“Contextual Safeguarding” is a phrase I’ve come across increasingly over the last year or so, but in discussions with professionals there seems to be a varying degree of understanding and familiarity with the concept. Alongside Stop-it-Now! Scotland, Contextual Safeguarding Network and Social Work Scotland, we supported an event hosted by Edinburgh Napier University on 22nd May in which Dr Carlene Firmin addressed a packed room of more than a hundred professionals, researchers, policy-makers and others to explain the principles and practice of this approach.

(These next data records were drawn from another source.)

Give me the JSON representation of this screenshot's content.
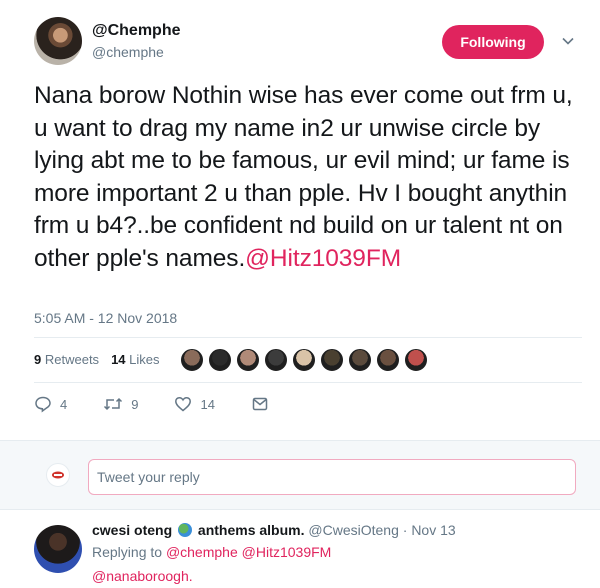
{
  "tweet": {
    "display_name": "@Chemphe",
    "handle": "@chemphe",
    "follow_button_label": "Following",
    "text": "Nana borow Nothin wise has ever come out frm u, u want to drag my name in2 ur unwise circle by lying abt me to be famous, ur evil mind; ur fame is more important 2 u than pple. Hv I bought anythin frm u b4?..be confident nd build on ur talent nt on other pple's names.",
    "mention": "@Hitz1039FM",
    "timestamp": "5:05 AM - 12 Nov 2018",
    "retweets_count": "9",
    "retweets_label": "Retweets",
    "likes_count": "14",
    "likes_label": "Likes",
    "likers": [
      "#8a6b5a",
      "#2b2b2b",
      "#b08a78",
      "#3c3c3c",
      "#d9c3a8",
      "#4a4030",
      "#5b4b3d",
      "#6a5040",
      "#c0504d"
    ],
    "actions": {
      "reply_count": "4",
      "retweet_count": "9",
      "like_count": "14"
    },
    "accent_color": "#e0245e"
  },
  "reply_box": {
    "placeholder": "Tweet your reply"
  },
  "reply": {
    "display_name": "cwesi oteng",
    "name_suffix": "anthems album.",
    "handle": "@CwesiOteng",
    "date": "· Nov 13",
    "replying_label": "Replying to",
    "replying_to": "@chemphe @Hitz1039FM",
    "text": "@nanaboroogh."
  }
}
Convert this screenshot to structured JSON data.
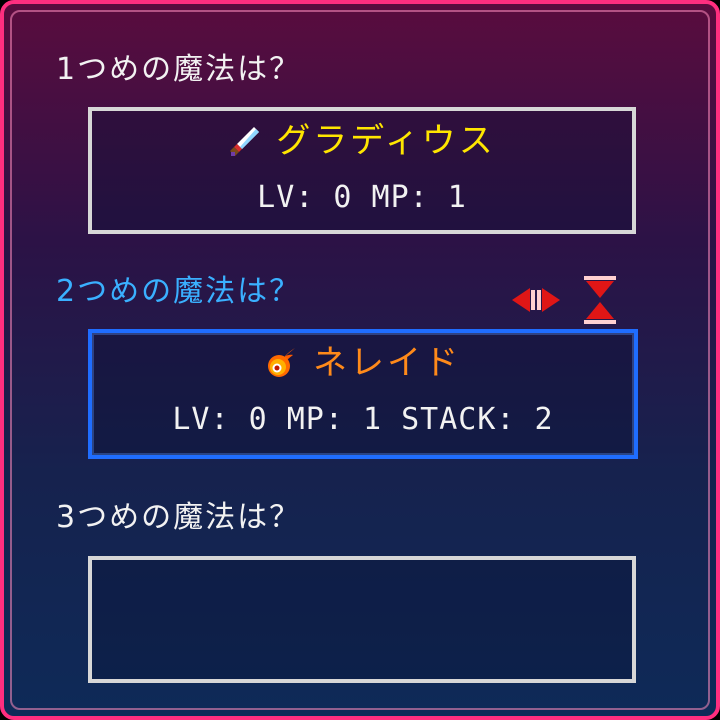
{
  "colors": {
    "frame": "#ff2e7f",
    "text": "#f2f2f2",
    "active_question": "#3ab0ff",
    "spell1_name": "#ffe600",
    "spell2_name": "#ff8a1a",
    "selected_border": "#1f6dff",
    "control_red": "#e01616"
  },
  "slots": [
    {
      "question": "1つめの魔法は？",
      "spell_icon": "sword-icon",
      "spell_name": "グラディウス",
      "stats": "LV: 0 MP: 1"
    },
    {
      "question": "2つめの魔法は？",
      "spell_icon": "fireball-icon",
      "spell_name": "ネレイド",
      "stats": "LV: 0 MP: 1 STACK: 2"
    },
    {
      "question": "3つめの魔法は？",
      "spell_icon": "",
      "spell_name": "",
      "stats": ""
    }
  ],
  "controls": {
    "left_right_icon": "left-right-arrows-icon",
    "up_down_icon": "up-down-arrows-icon"
  }
}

The Contextual Safeguarding Network (CSN) website provides an explanation as follows:
“Contextual Safeguarding is an approach to understanding, and responding to, young people’s experiences of significant harm beyond their families. It recognises that the different relationships that young people form in their neighbourhoods, schools and online can feature violence and abuse. Parents and carers have little influence over these contexts, and young people’s experiences of extra-familial abuse can undermine parent-child relationships. “
The key message is that a young person’s physical and social spaces beyond the family are crucial factors in their likelihood of risk, and therefore also crucial to engage in helping to keep them safe. In primarily considering the family and home environment as the source of risk, or the target for intervention, our current approach is failing to adequately understand and safeguard our vulnerable young people, in particular but not exclusively during adolescence, when the influence of school and peer groups is much greater. The CSN website has a number of excellent resources for practitioners to explore the concepts further, as well as tools for assessment and partnership working.
In terms of next steps for Scotland, Carlene identified some of the key opportunities and challenges for incorporating a contextual approach within the existing Getting it Right for Every Child (GIRFEC) framework and the National Guidance for Child Protection in Scotland. The presentation provoked some lively questions and discussion, and the seminar itself was followed-up by two meetings involving key policy and practice personnel in Scotland. This created a clear agenda for change that has the potential for fundamental and far-reaching developments in child protection and safeguarding practice across Scotland. Follow-up meetings are planned for the Autumn.
We will be continuing to support this work as it develops, as well as considering with partners how to ensure contextual approaches are embedded in practice across the UK, as part of our work on children with harmful behaviour.